Keeping people to facts and logic, removing personal feelings from debates, staying humble and putting a shared outcome in the forefront of everyone’s minds is the way to action this quality.
Be humble
Ego is a sign of authoritative leadership. There are many unforeseen issues with making decisions based on ego.
- An individual exists in an echo chamber, since they’ll seek to surround themselves with yes-men.
- Personal values may be twisted and misaligned with an organisation’s ethos.
- The greater the ego, the more vulnerable a person is – making them more emotionally charged in the face of failure.
- A strong confirmation bias disconnects a leader from their culture and ultimately, clients, customers and stakeholders.

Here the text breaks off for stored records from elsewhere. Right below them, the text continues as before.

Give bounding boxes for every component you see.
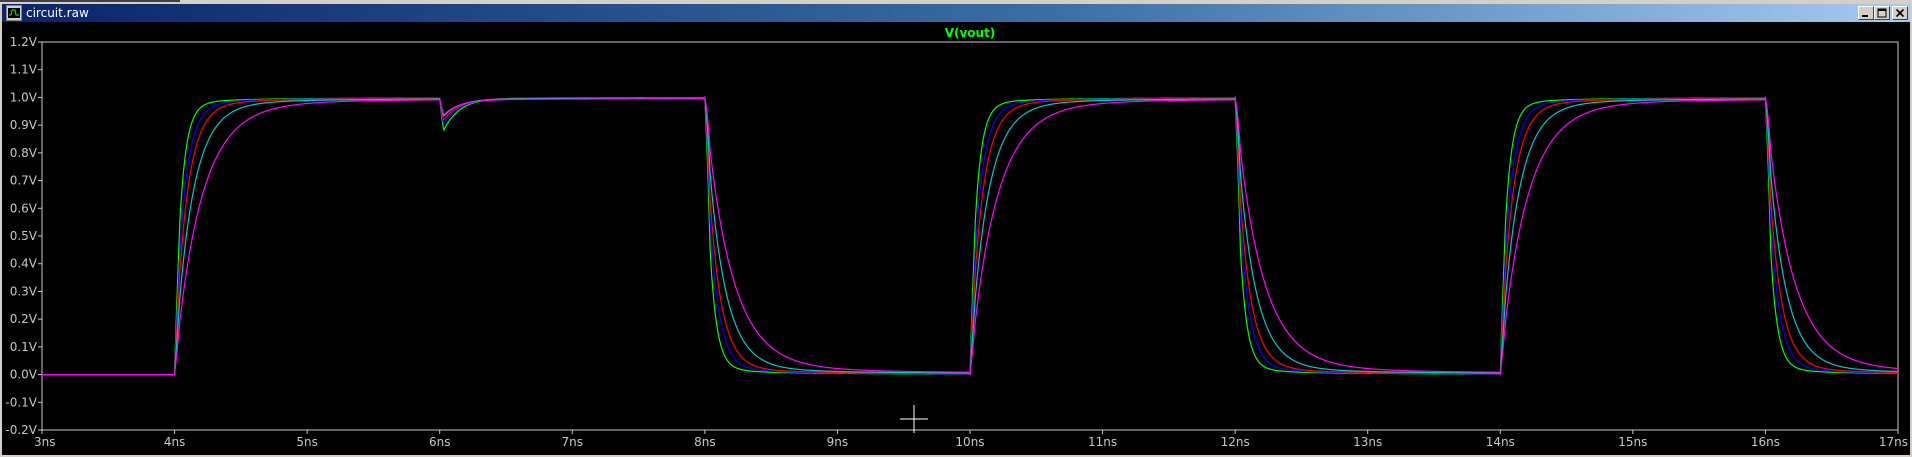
y-tick-label: 0.1V (10, 340, 38, 354)
x-tick-label: 11ns (1088, 435, 1117, 449)
waveform-app-icon[interactable] (6, 5, 22, 21)
y-tick-label: 0.8V (10, 146, 38, 160)
window-title: circuit.raw (26, 6, 89, 20)
y-tick-label: 0.6V (10, 201, 38, 215)
x-tick-label: 16ns (1751, 435, 1780, 449)
x-tick-label: 15ns (1618, 435, 1647, 449)
y-tick-label: -0.2V (5, 423, 37, 437)
x-tick-label: 5ns (296, 435, 318, 449)
y-tick-label: -0.1V (5, 395, 37, 409)
x-tick-label: 14ns (1486, 435, 1515, 449)
x-tick-label: 8ns (694, 435, 716, 449)
x-tick-label: 3ns (34, 435, 56, 449)
x-tick-label: 13ns (1353, 435, 1382, 449)
x-tick-label: 7ns (562, 435, 584, 449)
y-tick-label: 1.1V (10, 63, 38, 77)
x-tick-label: 6ns (429, 435, 451, 449)
x-tick-label: 9ns (827, 435, 849, 449)
minimize-icon (1862, 15, 1868, 17)
maximize-icon (1877, 8, 1887, 18)
y-tick-label: 0.2V (10, 312, 38, 326)
trace-line[interactable] (42, 95, 1899, 376)
x-axis: 3ns 4ns 5ns 6ns 7ns 8ns 9ns 10ns 11ns 12ns 13ns 14n… (34, 430, 1908, 449)
close-button[interactable] (1892, 6, 1908, 20)
plot-area[interactable]: V(vout) 1.2V 1.1V 1.0V 0.9V 0.8V 0.7V 0.6V 0.5V… (2, 22, 1910, 455)
y-tick-label: 1.2V (10, 35, 38, 49)
minimize-button[interactable] (1858, 6, 1874, 20)
trace-title[interactable]: V(vout) (945, 26, 996, 40)
maximize-button[interactable] (1874, 6, 1890, 20)
x-tick-label: 17ns (1879, 435, 1908, 449)
y-axis: 1.2V 1.1V 1.0V 0.9V 0.8V 0.7V 0.6V 0.5V 0.4V 0.3V… (5, 35, 42, 437)
waveform-plot[interactable]: V(vout) 1.2V 1.1V 1.0V 0.9V 0.8V 0.7V 0.6V 0.5V… (2, 22, 1910, 455)
x-tick-label: 10ns (955, 435, 984, 449)
y-tick-label: 0.7V (10, 174, 38, 188)
top-strip (0, 0, 1912, 4)
y-tick-label: 0.4V (10, 257, 38, 271)
x-tick-label: 4ns (164, 435, 186, 449)
y-tick-label: 0.9V (10, 118, 38, 132)
close-icon (1895, 8, 1905, 18)
trace-line[interactable] (42, 95, 1899, 376)
trace-line[interactable] (42, 95, 1898, 377)
y-tick-label: 0.5V (10, 229, 38, 243)
x-tick-label: 12ns (1221, 435, 1250, 449)
window-titlebar[interactable]: circuit.raw (2, 4, 1910, 22)
trace-line[interactable] (42, 95, 1899, 376)
y-tick-label: 0.3V (10, 284, 38, 298)
top-strip-shadow (0, 0, 180, 2)
y-tick-label: 1.0V (10, 90, 38, 104)
trace-line[interactable] (42, 95, 1899, 377)
y-tick-label: 0.0V (10, 368, 38, 382)
traces (42, 95, 1899, 377)
crosshair-cursor (900, 405, 928, 433)
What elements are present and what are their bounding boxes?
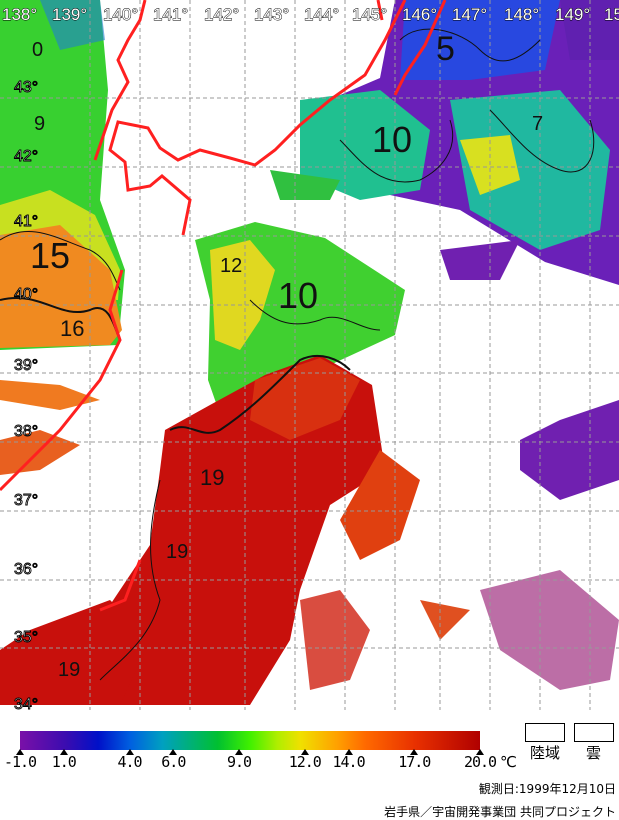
- colorbar-tick-mark: [344, 749, 353, 755]
- lat-label: 37°: [14, 492, 38, 509]
- contour-label: 19: [200, 465, 224, 490]
- colorbar-tick-mark: [16, 749, 24, 755]
- lon-label: 144°: [304, 5, 339, 24]
- colorbar-tick-label: 9.0: [227, 753, 252, 771]
- contour-label: 19: [58, 659, 80, 681]
- lon-label: 147°: [452, 5, 487, 24]
- contour-label: 19: [166, 541, 188, 563]
- lon-label: 145°: [352, 5, 387, 24]
- colorbar-tick-mark: [59, 749, 68, 755]
- colorbar-tick-mark: [476, 749, 484, 755]
- lat-label: 39°: [14, 357, 38, 374]
- coastline: [0, 0, 447, 612]
- longitude-labels: 138° 139° 140° 141° 142° 143° 144° 145° …: [2, 5, 619, 25]
- temperature-colorbar: [20, 731, 480, 750]
- lon-label: 146°: [402, 5, 437, 24]
- land-legend-label: 陸域: [530, 744, 561, 762]
- sst-scattered-pixels: [270, 170, 619, 690]
- latitude-labels: 43° 42° 41° 40° 39° 38° 37° 36° 35° 34°: [14, 79, 39, 710]
- contour-label: 0: [32, 39, 43, 61]
- lat-label: 38°: [14, 423, 38, 440]
- unit-label: ℃: [500, 753, 517, 771]
- colorbar-tick-mark: [235, 749, 244, 755]
- contour-label: 5: [436, 30, 455, 68]
- credit-text: 岩手県／宇宙開発事業団 共同プロジェクト: [384, 805, 616, 819]
- lat-label: 36°: [14, 561, 38, 578]
- lon-label: 138°: [2, 5, 37, 24]
- colorbar-tick-label: 4.0: [117, 753, 142, 771]
- lon-label: 139°: [52, 5, 87, 24]
- lat-lon-grid: [0, 0, 619, 710]
- lon-label: 149°: [555, 5, 590, 24]
- lat-label: 40°: [14, 286, 38, 303]
- cloud-legend-label: 雲: [586, 744, 602, 762]
- contour-label: 12: [220, 255, 242, 277]
- lat-label: 41°: [14, 213, 38, 230]
- contour-label: 15: [30, 235, 70, 276]
- contour-value-labels: 0 9 15 16 19 12 10 19 19 10 5 7: [30, 30, 543, 681]
- lon-label: 140°: [103, 5, 138, 24]
- sst-region-northeast: [300, 0, 619, 285]
- colorbar-tick-label: 17.0: [398, 753, 431, 771]
- colorbar-tick-mark: [169, 749, 178, 755]
- lat-label: 43°: [14, 79, 38, 96]
- observation-date: 観測日:1999年12月10日: [478, 782, 616, 796]
- colorbar-tick-label: 12.0: [288, 753, 322, 771]
- colorbar-tick-mark: [300, 749, 309, 755]
- cloud-legend-swatch: [574, 723, 614, 742]
- lon-label: 143°: [254, 5, 289, 24]
- lat-label: 34°: [14, 696, 38, 710]
- lon-label: 141°: [153, 5, 188, 24]
- colorbar-tick-mark: [410, 749, 419, 755]
- colorbar-tick-label: 6.0: [161, 753, 186, 771]
- colorbar-tick-mark: [125, 749, 134, 755]
- contour-label: 16: [60, 316, 84, 341]
- lon-label: 142°: [204, 5, 239, 24]
- lat-label: 35°: [14, 629, 38, 646]
- lon-label: 148°: [504, 5, 539, 24]
- colorbar-tick-label: -1.0: [3, 753, 37, 771]
- lat-label: 42°: [14, 148, 38, 165]
- contour-label: 7: [532, 113, 543, 135]
- colorbar-tick-label: 20.0: [463, 753, 497, 771]
- colorbar-tick-label: 1.0: [51, 753, 77, 771]
- colorbar-tick-label: 14.0: [332, 753, 366, 771]
- land-legend-swatch: [525, 723, 565, 742]
- sea-surface-temperature-map: 138° 139° 140° 141° 142° 143° 144° 145° …: [0, 0, 619, 710]
- lon-label: 15: [604, 5, 619, 24]
- contour-label: 9: [34, 113, 45, 135]
- contour-label: 10: [372, 119, 412, 160]
- contour-label: 10: [278, 275, 318, 316]
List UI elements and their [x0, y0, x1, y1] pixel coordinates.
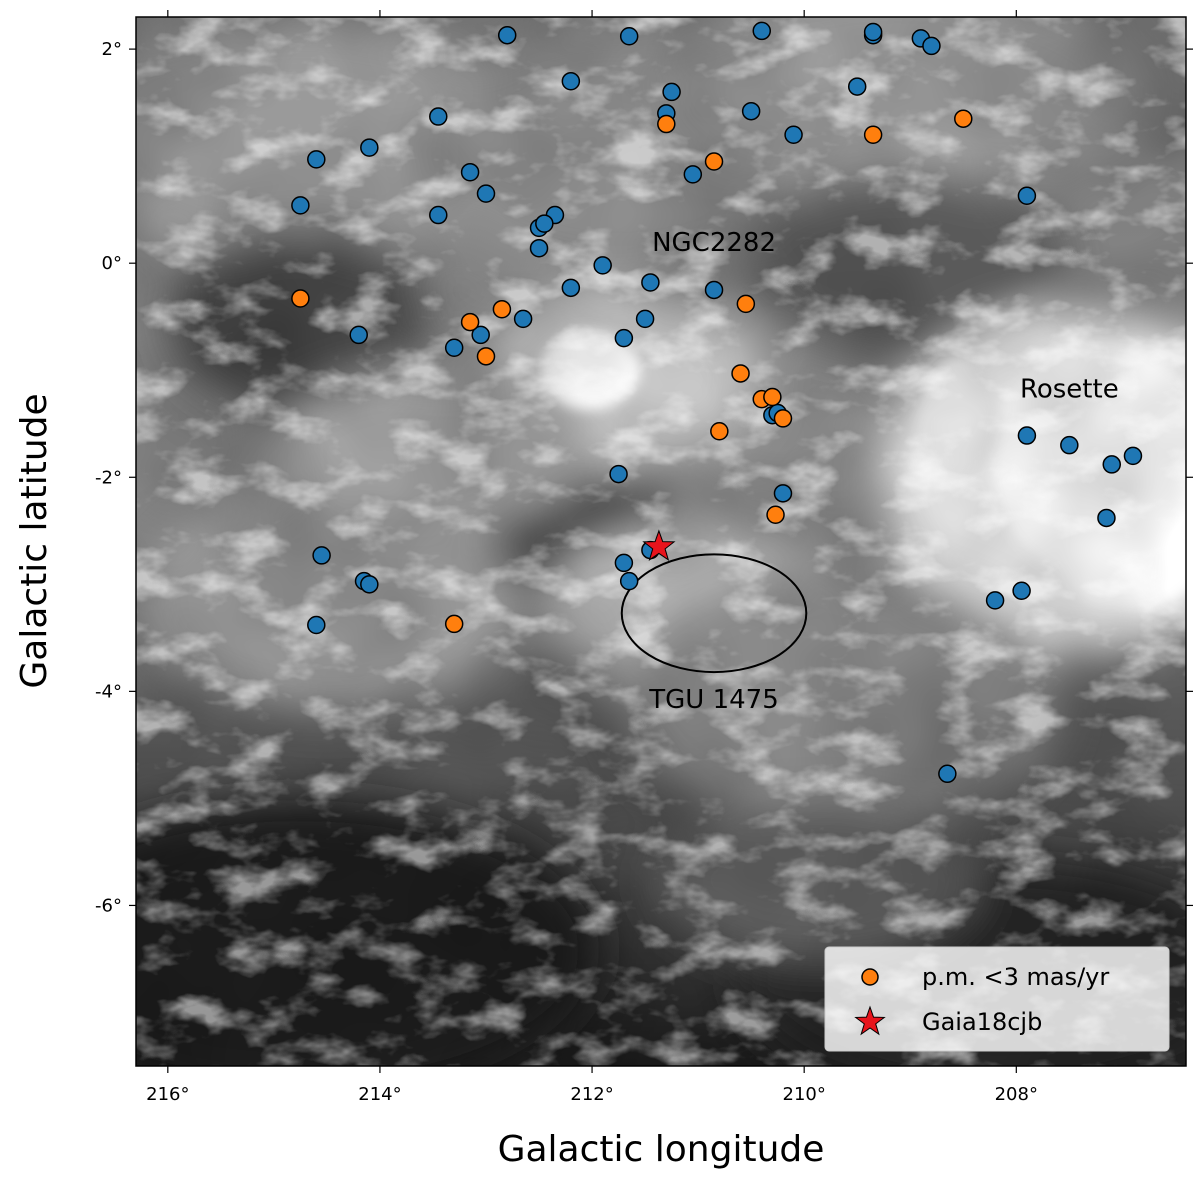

Humility means removing oneself from the equation. It means understanding that no one person is the organisation lynchpin, rather that people collectively create value and success.
Compassionate accountability
Above all else, leaders should be accountable to their KPIs, particularly those related to the successful execution of their function’s strategy.
Deal with poor performance in a timely manner but assume good intent by seeking to understand the root cause: Personal issues, poor systems or processes, lack of understanding. People won’t learn if a leader fixes a mistake without their knowledge. Sometimes a leader has to be the bad guy in a scenario to avoid a catastrophic issue.
Key takeaways
Developing authentic personal leadership skills requires leaders to reflect on what kind of leader they want to be.
It’s not an easy process for both emerging and existing leaders, as it requires awareness of one’s own strengths and weaknesses and the needs of their organisation in order to effectively progress.
Creating personal leadership development plans for employees gives them guidance in taking actionable steps towards meeting their career goals. In the end, employees understand who they want to be, what they’re currently capable of and what they need to get to their ideal state, while organisations gain engaged, highly skilled leaders committed to constant development. Win-win.